Set sail between the slender coral atolls of the remote Tuamotu Archipelago. From your vessel, witness swaying coconut palms that shade pink sand beaches and the vast expanse of ocean without another soul. Dive beneath the surface and uncover pristine coral reefs that are abundant with marine life including bottlenose dolphins, grey reef sharks, schools of eagle rays, and even hammerheads.
Head out on tenders with expert marine biologists who know these seas exceptionally well. Join in their mission to protect the species that live in these pristine azure waters. You will take part in their important conservation efforts as you explore the southerly archipelago.
Together with a local dive guide, you will have the option of diving and snorkelling over reefs, walls and slopes, covered with healthy corals and schools of sharks. Whilst tiger sharks are an extremely important part of the ecology of the reef, very little is known about their migration and breeding habits, with little to no research undertaken in these remote parts of French Polynesia.
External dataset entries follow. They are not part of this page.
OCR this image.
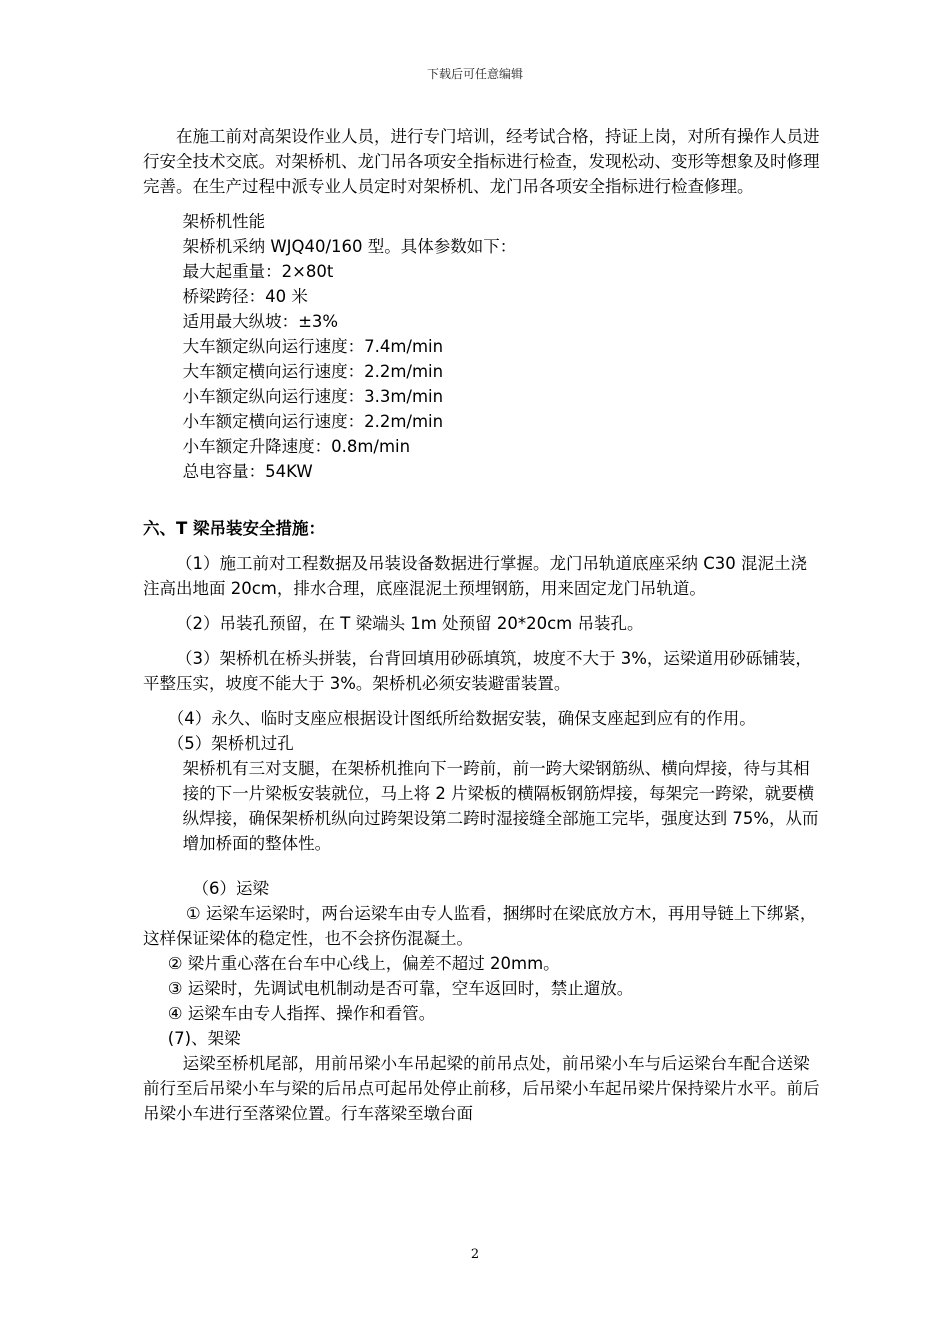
下载后可任意编辑

在施工前对高架设作业人员，进行专门培训，经考试合格，持证上岗，对所有操作人员进行安全技术交底。对架桥机、龙门吊各项安全指标进行检查，发现松动、变形等想象及时修理完善。在生产过程中派专业人员定时对架桥机、龙门吊各项安全指标进行检查修理。

架桥机性能

架桥机采纳 WJQ40/160 型。具体参数如下：

最大起重量：2×80t

桥梁跨径：40 米

适用最大纵坡：±3%

大车额定纵向运行速度：7.4m/min

大车额定横向运行速度：2.2m/min

小车额定纵向运行速度：3.3m/min

小车额定横向运行速度：2.2m/min

小车额定升降速度：0.8m/min

总电容量：54KW

六、T 梁吊装安全措施：

（1）施工前对工程数据及吊装设备数据进行掌握。龙门吊轨道底座采纳 C30 混泥土浇注高出地面 20cm，排水合理，底座混泥土预埋钢筋，用来固定龙门吊轨道。

（2）吊装孔预留，在 T 梁端头 1m 处预留 20*20cm 吊装孔。

（3）架桥机在桥头拼装，台背回填用砂砾填筑，坡度不大于 3%，运梁道用砂砾铺装，平整压实，坡度不能大于 3%。架桥机必须安装避雷装置。

（4）永久、临时支座应根据设计图纸所给数据安装，确保支座起到应有的作用。

（5）架桥机过孔

架桥机有三对支腿，在架桥机推向下一跨前，前一跨大梁钢筋纵、横向焊接，待与其相接的下一片梁板安装就位，马上将 2 片梁板的横隔板钢筋焊接，每架完一跨梁，就要横纵焊接，确保架桥机纵向过跨架设第二跨时湿接缝全部施工完毕，强度达到 75%，从而增加桥面的整体性。

（6）运梁

① 运梁车运梁时，两台运梁车由专人监看，捆绑时在梁底放方木，再用导链上下绑紧，这样保证梁体的稳定性，也不会挤伤混凝土。

② 梁片重心落在台车中心线上，偏差不超过 20mm。

③ 运梁时，先调试电机制动是否可靠，空车返回时，禁止遛放。

④ 运梁车由专人指挥、操作和看管。

(7)、架梁

运梁至桥机尾部，用前吊梁小车吊起梁的前吊点处，前吊梁小车与后运梁台车配合送梁前行至后吊梁小车与梁的后吊点可起吊处停止前移，后吊梁小车起吊梁片保持梁片水平。前后吊梁小车进行至落梁位置。行车落梁至墩台面

2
Any you encounter will be recorded and this will be an important part of an overreaching scientific research project used to protect their habitats and data will be processed and used for years to come.
‘Whale season’ in French Polynesia is between June and November and you will be cruising between coral atolls at the perfect time to post farrowing mothers and babies. Your guide will be observing pods and tracking them prior to your arrival, and you will have the opportunity to get into the water with these majestic creatures whenever it is deemed suitable, a truly life-changing experience.
Whilst the Tuamotu Islands are known as reproductive sites of sea turtles, no research has ever been done at the remote areas you will be cruising. On sun-drenched shores and shining sandy beaches, you will observe tracks, nests and (hopefully) be able to identify individual areas used by these iconic animals. Each nesting site you discover will be identified and listed on protection databases, making a real difference to their populations and increasing chances of survival over time.